The oil cartel, Organisation of Petroleum Exporting Countries (OPEC), is facing tough questions on what it is going to do in response to Brent falling back below $60 per barrel.

It has responded in the past by cutting supply from members and may impose further cuts yet, even as the supply side is not free from challenges as producers like Libya have seen around 1 million barrels per day in production lost to internal conflict.

The Nigerian government has often willed to diversify the economy away from oil but in practice the country’s economy still remains heavily dependent on crude sales.

Projected further decline of oil prices and deterioration of oil markets will further test this resolve.

Nigeria’s N10.59 trillion 2020 budget is benchmarked on a daily oil production rate at 2.18 million per barrel, with assumed oil price of $55 per barrel.

President Muhammadu Buhari in his budget speech said the sum of N8.155 trillion is estimated as the total Federal Government revenue in 2020 and comprises oil revenue of N2.64 trillion, non-oil tax revenues of N1.81 trillion and other revenues of N3.7 trillion.

The government has passed a finance law to leverage taxation to grow government revenue but economists say the fundamentals are not strong to support the fiscal system.
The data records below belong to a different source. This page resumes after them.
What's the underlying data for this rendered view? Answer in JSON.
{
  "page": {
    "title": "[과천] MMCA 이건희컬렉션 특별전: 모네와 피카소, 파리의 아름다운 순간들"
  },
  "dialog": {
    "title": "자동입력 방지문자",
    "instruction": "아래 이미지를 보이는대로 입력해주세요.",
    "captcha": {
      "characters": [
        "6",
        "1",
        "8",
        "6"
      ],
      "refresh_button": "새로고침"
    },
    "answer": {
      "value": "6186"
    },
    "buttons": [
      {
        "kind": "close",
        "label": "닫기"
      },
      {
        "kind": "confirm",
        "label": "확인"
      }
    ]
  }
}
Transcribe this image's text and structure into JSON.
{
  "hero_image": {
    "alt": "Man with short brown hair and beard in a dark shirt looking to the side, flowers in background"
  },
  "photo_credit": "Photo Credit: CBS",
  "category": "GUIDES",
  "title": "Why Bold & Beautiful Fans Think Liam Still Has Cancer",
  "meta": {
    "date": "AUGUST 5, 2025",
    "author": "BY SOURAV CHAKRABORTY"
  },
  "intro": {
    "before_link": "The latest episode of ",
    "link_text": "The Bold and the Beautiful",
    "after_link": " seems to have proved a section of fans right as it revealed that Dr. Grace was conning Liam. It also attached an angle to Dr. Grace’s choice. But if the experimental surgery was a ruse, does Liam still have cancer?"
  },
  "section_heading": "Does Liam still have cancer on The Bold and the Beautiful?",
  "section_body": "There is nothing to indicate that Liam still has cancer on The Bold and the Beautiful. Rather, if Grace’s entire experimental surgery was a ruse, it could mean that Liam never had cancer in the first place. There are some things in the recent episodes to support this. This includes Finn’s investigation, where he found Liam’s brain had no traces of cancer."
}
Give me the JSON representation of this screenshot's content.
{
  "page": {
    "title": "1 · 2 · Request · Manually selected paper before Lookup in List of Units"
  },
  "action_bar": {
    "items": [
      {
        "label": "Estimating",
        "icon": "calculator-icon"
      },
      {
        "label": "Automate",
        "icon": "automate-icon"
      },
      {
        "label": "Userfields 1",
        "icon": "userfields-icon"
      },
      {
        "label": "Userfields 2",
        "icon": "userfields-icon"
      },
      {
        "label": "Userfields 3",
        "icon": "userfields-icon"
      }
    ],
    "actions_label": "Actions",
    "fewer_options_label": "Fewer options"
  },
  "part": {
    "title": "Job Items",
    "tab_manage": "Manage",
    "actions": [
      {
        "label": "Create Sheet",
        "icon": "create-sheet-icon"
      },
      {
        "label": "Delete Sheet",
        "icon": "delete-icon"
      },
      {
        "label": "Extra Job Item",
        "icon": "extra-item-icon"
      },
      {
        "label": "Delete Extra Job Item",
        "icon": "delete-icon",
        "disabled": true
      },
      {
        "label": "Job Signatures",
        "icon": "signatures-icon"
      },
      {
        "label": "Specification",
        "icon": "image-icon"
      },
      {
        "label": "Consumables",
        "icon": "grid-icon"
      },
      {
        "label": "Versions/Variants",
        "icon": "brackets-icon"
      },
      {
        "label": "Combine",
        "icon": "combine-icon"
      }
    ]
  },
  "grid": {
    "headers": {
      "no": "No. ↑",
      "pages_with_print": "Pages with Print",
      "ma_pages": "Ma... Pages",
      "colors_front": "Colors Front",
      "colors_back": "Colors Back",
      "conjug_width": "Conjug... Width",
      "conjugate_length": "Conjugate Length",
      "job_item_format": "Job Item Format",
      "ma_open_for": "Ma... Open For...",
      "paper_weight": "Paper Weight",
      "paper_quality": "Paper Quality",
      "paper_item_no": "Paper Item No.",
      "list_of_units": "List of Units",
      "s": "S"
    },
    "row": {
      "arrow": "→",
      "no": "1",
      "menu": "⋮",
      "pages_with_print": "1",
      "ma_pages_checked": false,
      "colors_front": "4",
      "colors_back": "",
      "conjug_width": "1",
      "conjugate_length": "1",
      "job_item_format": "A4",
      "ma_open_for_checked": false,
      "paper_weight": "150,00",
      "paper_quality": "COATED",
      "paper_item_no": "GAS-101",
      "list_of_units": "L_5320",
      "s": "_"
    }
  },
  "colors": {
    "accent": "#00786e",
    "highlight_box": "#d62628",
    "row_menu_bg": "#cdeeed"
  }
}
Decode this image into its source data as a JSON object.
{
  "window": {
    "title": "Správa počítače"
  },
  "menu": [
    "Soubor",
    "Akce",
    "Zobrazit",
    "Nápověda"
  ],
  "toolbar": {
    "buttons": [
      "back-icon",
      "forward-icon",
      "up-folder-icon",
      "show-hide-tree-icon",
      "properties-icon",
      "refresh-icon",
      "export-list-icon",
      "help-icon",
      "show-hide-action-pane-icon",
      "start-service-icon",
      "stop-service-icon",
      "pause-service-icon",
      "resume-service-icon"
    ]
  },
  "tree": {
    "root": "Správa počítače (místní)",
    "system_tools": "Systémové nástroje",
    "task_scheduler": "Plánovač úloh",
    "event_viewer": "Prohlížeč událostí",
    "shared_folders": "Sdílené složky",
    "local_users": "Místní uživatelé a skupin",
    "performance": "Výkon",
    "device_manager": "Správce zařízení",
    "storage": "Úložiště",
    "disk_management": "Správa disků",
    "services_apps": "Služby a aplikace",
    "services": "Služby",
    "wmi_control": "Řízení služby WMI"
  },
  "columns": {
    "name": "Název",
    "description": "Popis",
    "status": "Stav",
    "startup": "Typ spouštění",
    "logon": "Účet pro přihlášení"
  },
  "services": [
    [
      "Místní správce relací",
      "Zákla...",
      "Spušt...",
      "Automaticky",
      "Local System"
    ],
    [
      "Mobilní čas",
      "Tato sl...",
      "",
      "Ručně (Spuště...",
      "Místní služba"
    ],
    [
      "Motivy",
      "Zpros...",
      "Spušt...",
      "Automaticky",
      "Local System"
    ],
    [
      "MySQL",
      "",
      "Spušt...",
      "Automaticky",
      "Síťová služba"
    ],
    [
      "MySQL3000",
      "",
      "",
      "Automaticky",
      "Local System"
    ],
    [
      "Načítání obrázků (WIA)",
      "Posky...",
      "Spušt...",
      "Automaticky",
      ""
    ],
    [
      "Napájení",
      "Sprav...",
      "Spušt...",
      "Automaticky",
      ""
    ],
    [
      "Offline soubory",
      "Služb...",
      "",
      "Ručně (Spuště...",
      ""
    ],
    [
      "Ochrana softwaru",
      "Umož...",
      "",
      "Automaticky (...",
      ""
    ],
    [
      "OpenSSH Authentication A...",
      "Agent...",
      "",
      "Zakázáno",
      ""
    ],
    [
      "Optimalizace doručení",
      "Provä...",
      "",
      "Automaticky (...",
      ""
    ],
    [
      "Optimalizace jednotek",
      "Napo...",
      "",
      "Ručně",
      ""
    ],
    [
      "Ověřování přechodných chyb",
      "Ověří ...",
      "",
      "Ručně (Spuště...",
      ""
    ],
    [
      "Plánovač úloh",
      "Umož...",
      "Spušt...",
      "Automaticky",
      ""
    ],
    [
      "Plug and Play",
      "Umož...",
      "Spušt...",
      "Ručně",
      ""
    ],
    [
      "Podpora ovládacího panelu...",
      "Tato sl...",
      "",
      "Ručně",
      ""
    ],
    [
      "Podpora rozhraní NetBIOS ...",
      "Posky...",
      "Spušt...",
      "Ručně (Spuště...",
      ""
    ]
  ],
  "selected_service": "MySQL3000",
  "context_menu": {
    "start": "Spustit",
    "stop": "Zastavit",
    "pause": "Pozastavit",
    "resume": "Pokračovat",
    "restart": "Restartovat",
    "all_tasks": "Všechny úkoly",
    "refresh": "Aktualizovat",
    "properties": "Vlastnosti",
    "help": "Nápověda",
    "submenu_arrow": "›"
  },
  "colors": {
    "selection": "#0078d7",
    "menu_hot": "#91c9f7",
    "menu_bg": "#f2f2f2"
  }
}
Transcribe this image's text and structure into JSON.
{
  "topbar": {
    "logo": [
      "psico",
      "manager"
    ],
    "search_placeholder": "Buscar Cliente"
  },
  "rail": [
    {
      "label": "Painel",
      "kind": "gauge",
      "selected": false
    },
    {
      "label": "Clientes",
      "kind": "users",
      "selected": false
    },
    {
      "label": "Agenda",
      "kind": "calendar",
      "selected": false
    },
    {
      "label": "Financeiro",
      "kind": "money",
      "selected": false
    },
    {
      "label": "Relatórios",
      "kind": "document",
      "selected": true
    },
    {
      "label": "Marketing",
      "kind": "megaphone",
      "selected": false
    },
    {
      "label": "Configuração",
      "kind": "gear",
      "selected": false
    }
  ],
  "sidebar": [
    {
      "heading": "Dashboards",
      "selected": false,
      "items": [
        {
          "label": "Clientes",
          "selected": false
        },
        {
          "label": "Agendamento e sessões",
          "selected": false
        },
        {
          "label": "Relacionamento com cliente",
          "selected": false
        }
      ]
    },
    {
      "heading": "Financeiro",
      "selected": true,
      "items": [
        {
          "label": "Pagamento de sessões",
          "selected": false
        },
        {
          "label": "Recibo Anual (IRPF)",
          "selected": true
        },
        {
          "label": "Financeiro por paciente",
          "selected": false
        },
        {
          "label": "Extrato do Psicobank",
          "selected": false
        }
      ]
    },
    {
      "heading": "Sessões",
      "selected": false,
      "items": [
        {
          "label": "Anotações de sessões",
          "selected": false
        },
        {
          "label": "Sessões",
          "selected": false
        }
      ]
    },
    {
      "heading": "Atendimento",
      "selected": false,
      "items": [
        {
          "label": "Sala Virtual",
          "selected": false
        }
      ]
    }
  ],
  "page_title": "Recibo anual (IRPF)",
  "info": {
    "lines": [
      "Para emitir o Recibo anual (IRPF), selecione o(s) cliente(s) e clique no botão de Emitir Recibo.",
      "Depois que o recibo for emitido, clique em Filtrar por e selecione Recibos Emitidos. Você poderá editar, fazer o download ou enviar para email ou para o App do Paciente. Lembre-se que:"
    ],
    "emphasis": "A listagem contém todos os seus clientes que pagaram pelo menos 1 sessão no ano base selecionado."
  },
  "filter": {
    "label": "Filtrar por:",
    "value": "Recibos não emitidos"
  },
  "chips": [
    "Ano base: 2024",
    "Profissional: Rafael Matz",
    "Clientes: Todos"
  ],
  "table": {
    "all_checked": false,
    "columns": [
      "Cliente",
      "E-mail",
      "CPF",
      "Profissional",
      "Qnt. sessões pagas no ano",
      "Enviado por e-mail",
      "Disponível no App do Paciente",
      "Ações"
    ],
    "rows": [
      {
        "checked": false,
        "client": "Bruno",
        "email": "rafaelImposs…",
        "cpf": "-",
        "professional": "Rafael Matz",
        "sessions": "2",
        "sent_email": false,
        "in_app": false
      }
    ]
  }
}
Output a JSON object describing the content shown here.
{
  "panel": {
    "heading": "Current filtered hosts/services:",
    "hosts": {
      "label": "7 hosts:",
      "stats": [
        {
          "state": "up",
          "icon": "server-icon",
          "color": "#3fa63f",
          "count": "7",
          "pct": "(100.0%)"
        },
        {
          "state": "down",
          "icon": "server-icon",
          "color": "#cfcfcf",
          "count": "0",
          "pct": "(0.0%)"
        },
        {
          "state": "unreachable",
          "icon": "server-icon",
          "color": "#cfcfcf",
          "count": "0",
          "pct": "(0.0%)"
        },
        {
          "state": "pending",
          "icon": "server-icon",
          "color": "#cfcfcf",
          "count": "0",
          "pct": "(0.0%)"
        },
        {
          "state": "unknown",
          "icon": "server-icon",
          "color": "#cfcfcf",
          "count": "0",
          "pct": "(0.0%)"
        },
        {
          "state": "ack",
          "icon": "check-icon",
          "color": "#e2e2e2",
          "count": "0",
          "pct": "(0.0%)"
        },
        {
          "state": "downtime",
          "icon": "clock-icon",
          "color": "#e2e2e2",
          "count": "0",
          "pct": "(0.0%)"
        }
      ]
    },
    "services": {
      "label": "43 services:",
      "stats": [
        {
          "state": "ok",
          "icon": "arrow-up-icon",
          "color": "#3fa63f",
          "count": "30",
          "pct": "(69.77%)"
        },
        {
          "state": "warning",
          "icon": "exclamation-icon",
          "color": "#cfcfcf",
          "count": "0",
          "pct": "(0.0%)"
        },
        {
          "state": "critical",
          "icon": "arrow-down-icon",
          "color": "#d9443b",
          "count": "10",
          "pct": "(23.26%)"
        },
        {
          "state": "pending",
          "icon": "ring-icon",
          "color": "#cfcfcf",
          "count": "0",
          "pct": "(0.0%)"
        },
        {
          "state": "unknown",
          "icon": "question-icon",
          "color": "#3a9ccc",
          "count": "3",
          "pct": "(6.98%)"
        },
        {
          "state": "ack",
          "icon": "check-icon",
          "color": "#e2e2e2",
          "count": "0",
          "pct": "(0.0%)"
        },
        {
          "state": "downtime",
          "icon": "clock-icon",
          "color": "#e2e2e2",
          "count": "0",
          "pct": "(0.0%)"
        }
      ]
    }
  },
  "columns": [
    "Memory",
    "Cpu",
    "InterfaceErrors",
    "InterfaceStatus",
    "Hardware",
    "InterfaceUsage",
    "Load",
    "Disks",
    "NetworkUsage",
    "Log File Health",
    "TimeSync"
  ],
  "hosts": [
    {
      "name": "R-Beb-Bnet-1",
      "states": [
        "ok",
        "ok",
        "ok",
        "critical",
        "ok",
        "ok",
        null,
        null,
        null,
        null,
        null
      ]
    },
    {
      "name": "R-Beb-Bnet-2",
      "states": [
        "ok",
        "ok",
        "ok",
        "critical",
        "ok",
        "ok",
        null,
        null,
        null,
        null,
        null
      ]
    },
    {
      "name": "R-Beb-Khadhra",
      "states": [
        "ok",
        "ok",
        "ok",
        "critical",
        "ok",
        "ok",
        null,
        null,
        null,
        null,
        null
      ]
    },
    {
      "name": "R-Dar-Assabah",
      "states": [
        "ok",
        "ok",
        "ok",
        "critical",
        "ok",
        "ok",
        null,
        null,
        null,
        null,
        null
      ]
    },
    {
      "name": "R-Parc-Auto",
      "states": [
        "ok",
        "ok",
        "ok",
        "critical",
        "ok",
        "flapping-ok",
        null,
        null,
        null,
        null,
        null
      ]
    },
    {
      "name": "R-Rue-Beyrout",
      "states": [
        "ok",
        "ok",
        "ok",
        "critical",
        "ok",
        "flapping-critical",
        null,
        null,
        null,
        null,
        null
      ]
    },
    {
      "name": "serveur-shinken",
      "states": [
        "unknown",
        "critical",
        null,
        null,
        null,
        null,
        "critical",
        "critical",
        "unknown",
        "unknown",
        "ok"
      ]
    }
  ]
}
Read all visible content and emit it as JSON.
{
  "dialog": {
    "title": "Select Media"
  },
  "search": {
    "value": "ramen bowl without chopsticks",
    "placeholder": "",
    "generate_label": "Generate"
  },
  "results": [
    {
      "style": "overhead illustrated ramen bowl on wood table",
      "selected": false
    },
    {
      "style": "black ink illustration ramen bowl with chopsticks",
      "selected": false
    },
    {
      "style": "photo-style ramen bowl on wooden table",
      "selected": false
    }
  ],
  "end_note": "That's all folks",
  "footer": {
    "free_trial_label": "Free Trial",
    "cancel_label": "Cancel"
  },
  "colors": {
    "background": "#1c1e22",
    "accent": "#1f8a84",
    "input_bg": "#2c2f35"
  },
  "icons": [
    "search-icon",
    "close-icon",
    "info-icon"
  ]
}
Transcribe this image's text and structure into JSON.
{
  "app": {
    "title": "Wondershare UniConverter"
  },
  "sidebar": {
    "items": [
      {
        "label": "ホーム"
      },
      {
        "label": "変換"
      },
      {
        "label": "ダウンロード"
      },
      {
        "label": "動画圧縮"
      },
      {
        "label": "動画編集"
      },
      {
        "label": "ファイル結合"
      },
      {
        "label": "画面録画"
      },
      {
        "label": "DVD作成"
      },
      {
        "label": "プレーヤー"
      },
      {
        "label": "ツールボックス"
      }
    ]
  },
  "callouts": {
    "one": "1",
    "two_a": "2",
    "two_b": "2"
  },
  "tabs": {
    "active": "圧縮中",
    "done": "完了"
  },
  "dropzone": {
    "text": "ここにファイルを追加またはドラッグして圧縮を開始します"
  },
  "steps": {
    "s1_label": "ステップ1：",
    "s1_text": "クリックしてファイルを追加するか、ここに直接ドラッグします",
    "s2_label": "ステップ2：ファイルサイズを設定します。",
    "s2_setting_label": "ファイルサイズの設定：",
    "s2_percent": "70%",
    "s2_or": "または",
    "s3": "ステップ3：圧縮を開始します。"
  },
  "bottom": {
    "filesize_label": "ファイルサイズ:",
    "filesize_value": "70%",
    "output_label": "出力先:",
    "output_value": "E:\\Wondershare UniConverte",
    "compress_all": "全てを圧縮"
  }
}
The economic outlook in Nigeria does not appear promising, said Andrew Nevin, partner & chief economist, PwC Nigeria. Growth has trailed a recovery path since the recession in 2017 and projected at 2.5 percent in 2020. Inflation is expected to keep soaring and stay about the single-digit target of the Central Bank in 2020 until the border closure is reversed.

The fiscal deficit-to-GDP ratio is projected to rise from 2.8 percent in 2018 to about 4.3 percent by the end of 2020. Oil prices are expected at below $60 per barrel and the current account balance-to-GDP ratio will decline marginally to 1.7 percent by 2022.